彼はバイクを停止させて、その長い足でバイクから降りる。
あれ、バイクってヘルメットいらないっけ?と思っていると、そのままバッキーが威圧感満載で近付いてくる。
その威圧感に男性2人は「あ、待ってるのってこの人?」「すげぇかっこいい人じゃん〜」と小さく震えた声で言いながら少しずつわたしから離れていく。
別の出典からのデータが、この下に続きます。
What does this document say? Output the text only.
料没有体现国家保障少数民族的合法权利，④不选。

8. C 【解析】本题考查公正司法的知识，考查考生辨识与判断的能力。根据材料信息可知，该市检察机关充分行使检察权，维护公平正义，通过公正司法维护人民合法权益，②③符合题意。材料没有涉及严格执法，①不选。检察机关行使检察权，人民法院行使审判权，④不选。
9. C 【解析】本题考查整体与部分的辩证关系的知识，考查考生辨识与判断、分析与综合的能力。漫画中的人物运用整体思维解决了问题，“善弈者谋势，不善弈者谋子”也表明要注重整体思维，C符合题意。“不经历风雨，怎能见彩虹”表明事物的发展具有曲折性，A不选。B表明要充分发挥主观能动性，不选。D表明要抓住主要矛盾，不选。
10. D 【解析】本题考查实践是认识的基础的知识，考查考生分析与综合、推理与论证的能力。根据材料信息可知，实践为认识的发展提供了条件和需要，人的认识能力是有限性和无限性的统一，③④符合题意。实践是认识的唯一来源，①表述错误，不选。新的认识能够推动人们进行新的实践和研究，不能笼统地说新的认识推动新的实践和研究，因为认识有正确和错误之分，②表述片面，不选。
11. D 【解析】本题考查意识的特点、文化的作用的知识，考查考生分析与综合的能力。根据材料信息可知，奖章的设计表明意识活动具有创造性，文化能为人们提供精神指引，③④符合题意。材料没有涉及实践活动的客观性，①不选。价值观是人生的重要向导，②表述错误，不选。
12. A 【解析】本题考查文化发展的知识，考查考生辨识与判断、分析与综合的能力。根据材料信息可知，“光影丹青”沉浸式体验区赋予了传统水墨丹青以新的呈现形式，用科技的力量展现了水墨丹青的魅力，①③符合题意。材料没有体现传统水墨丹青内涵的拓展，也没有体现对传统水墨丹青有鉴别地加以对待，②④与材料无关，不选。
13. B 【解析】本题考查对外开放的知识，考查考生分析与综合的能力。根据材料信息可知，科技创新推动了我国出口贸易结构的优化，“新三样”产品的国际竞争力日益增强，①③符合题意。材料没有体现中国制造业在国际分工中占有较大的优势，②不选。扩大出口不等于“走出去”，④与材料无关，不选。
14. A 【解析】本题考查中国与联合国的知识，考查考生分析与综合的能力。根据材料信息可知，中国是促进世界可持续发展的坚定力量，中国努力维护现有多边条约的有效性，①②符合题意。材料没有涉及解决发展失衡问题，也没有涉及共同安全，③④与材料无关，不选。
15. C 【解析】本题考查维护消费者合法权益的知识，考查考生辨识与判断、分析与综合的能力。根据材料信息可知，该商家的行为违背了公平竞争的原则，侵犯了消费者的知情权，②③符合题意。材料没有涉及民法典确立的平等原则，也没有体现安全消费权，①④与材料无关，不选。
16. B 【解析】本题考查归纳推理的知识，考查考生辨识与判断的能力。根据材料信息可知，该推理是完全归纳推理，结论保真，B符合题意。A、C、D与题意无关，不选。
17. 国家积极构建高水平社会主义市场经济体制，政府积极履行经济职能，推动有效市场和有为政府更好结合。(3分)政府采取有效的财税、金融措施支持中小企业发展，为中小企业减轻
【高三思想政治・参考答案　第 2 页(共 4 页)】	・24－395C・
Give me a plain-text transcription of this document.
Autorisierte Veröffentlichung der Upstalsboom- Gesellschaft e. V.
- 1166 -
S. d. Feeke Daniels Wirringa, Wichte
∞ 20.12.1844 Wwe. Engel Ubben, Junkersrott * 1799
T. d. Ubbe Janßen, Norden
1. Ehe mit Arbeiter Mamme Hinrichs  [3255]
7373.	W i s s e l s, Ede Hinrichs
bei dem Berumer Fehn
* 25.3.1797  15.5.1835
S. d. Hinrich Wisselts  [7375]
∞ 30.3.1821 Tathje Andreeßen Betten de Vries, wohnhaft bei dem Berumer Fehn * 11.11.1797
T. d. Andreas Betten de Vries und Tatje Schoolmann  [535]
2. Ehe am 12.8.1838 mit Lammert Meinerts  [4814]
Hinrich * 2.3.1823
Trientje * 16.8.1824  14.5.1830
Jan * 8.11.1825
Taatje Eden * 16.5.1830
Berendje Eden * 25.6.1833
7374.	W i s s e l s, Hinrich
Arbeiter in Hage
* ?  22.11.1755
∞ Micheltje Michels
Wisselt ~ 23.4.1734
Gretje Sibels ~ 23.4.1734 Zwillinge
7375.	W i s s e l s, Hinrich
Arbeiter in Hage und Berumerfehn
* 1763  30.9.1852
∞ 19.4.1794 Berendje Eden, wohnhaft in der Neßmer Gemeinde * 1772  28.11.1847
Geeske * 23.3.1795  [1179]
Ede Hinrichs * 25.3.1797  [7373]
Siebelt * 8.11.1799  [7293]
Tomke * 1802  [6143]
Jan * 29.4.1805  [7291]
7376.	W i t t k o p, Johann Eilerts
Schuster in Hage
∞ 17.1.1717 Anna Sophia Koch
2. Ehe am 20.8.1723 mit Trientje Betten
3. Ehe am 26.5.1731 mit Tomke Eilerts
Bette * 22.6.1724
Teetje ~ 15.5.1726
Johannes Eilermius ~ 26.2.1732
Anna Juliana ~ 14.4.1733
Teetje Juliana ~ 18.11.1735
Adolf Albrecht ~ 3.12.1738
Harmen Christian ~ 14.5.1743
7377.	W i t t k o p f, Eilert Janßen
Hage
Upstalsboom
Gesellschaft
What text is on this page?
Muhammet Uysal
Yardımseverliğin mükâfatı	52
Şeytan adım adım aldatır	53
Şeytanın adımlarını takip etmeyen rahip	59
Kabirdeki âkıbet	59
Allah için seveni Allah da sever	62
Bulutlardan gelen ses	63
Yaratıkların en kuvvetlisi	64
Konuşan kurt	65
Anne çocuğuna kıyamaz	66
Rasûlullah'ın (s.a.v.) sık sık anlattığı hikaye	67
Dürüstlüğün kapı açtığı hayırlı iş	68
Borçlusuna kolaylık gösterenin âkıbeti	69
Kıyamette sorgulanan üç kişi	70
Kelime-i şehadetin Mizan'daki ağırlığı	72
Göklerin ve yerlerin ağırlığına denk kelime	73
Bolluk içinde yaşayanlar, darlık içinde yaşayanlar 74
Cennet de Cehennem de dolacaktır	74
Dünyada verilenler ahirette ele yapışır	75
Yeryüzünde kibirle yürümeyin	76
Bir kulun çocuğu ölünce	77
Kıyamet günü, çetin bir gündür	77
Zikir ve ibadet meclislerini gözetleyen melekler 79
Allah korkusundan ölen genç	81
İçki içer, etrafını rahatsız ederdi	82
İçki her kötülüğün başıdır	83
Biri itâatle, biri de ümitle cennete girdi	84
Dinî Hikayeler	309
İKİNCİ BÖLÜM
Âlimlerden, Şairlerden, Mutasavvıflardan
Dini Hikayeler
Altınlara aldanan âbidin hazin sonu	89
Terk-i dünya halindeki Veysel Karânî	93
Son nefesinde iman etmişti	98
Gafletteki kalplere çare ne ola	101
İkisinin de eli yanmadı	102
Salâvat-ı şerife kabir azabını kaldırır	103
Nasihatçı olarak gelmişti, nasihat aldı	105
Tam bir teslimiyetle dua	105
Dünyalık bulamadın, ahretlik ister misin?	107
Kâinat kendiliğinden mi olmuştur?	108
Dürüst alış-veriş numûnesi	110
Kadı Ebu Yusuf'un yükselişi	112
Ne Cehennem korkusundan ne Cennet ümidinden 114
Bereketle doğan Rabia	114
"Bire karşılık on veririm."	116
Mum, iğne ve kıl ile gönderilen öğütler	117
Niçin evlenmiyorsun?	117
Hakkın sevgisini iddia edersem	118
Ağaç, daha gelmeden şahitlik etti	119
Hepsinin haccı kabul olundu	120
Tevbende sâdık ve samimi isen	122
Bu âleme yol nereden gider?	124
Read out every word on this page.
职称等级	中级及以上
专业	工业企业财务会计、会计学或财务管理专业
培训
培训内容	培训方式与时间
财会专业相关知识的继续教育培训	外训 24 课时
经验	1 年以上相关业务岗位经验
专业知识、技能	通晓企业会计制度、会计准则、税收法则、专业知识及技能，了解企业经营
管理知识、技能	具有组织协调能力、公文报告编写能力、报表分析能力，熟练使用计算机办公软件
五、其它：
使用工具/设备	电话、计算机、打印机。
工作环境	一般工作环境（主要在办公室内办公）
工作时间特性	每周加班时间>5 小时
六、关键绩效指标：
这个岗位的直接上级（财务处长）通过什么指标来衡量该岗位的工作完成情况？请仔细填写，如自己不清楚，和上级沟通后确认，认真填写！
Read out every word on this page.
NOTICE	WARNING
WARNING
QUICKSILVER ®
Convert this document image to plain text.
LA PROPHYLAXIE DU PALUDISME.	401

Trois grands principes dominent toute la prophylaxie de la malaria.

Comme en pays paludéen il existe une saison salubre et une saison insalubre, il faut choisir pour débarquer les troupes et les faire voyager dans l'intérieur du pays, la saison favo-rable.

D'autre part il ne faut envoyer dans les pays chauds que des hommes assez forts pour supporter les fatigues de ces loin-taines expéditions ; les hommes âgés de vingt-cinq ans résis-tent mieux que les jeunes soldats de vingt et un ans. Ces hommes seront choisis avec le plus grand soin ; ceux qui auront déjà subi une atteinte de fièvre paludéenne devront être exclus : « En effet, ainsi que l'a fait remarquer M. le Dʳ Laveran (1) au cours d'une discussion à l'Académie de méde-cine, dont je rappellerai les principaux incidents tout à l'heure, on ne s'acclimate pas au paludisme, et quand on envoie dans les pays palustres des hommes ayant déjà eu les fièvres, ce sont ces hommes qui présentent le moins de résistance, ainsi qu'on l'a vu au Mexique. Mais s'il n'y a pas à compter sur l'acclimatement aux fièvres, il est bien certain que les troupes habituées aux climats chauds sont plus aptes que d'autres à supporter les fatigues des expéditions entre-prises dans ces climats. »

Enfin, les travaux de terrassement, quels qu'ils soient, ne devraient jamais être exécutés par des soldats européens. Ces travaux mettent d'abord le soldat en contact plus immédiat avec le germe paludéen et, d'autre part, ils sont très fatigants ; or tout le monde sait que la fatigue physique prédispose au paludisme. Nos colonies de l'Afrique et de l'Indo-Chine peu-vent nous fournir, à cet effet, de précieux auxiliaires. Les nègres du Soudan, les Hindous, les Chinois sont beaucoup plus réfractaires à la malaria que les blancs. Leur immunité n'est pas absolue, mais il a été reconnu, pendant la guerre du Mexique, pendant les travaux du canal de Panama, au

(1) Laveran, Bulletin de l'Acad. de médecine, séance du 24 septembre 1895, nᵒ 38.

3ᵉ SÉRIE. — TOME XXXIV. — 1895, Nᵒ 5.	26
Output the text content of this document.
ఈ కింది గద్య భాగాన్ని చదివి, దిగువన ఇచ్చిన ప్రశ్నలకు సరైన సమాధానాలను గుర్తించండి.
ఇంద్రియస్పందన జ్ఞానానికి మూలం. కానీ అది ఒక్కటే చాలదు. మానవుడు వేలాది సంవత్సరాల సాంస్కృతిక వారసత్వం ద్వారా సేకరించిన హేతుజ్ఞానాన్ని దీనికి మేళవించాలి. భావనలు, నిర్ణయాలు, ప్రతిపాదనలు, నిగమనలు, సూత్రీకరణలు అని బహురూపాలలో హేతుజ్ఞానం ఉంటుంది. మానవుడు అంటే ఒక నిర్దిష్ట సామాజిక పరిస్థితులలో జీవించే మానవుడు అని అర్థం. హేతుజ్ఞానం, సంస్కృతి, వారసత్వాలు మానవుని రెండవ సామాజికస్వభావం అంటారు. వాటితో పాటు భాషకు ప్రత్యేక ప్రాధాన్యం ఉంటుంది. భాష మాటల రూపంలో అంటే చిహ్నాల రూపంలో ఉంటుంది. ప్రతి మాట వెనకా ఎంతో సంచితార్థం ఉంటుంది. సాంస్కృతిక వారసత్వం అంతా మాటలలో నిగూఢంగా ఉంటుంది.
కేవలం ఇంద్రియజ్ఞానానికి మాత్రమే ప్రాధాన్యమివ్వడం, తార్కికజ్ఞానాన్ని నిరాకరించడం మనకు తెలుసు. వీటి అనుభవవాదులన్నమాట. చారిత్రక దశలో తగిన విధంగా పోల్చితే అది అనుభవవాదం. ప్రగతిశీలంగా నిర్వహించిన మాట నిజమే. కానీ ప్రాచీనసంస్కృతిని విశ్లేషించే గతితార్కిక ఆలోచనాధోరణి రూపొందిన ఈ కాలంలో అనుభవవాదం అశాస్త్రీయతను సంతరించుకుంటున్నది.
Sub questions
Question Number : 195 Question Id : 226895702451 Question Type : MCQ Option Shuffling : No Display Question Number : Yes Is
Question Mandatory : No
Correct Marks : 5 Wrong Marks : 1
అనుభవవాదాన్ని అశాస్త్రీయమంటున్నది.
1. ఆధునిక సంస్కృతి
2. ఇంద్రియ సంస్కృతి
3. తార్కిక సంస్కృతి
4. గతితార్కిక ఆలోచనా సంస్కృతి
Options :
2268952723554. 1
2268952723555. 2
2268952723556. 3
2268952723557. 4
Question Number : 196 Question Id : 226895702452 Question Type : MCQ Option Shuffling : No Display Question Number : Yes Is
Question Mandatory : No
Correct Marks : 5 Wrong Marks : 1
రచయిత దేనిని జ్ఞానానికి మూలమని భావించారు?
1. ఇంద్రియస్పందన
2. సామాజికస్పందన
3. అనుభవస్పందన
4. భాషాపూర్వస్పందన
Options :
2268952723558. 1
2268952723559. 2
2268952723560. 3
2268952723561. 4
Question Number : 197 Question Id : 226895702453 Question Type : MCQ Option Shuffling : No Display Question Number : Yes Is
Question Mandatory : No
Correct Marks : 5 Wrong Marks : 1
最後はバッキーが2人を睨むようにして見るとヒィ、と言いながらそそくさとお店に入らずに帰って行った。
『おかえりなさい』
「…ただいま」
怪我はない?と聞きながら色んな角度でバッキーを見ていると、突然二の腕あたりを両側から固定された。
『へぁっ!?何?!』
驚いた顔のまま、わたしを固定するバッキーを見るとその眉間にものすごくシワが寄っていた。ほんとに何?
「…この格好は何だ」
『な、何って、、?』
「上着は」
『上着?無いよ?ニットだから店内暑そうだしいっかな〜って…』
これはケリーさんからの受け売り。聞いた話である。店内は音楽の機材だとかライトだとかで割と暑くなりやすいらしい。
そう言うと、バッキーはおもむろにジャケットを脱ぎ出す。
そしてその脱いだばかりのジャケットをわたしの肩に掛ける。
バイクで風を切って走ってきたのだろう、ジャケットの表面は少し冷えているのに、まだ彼の体温が残っていてかなり暖かい。
「暑くなるまでは着てろ」
『え?』
「そのスカートの丈は何だ?短すぎる」
『スカートじゃないよ。スコート。ほら、ズボンなの』
前面のスカートに見せている部分の布を捲って二股にわかれてズボンになっている部分を見せると、すぐさまその手を取られた。
捲っていた布が元通りにズボンを隠す。
『???』
「問題はそこじゃない。いや、そこでもあるが、」
バッキーの眉間のシワはなくならない。何ならさっきより深くなった気がする。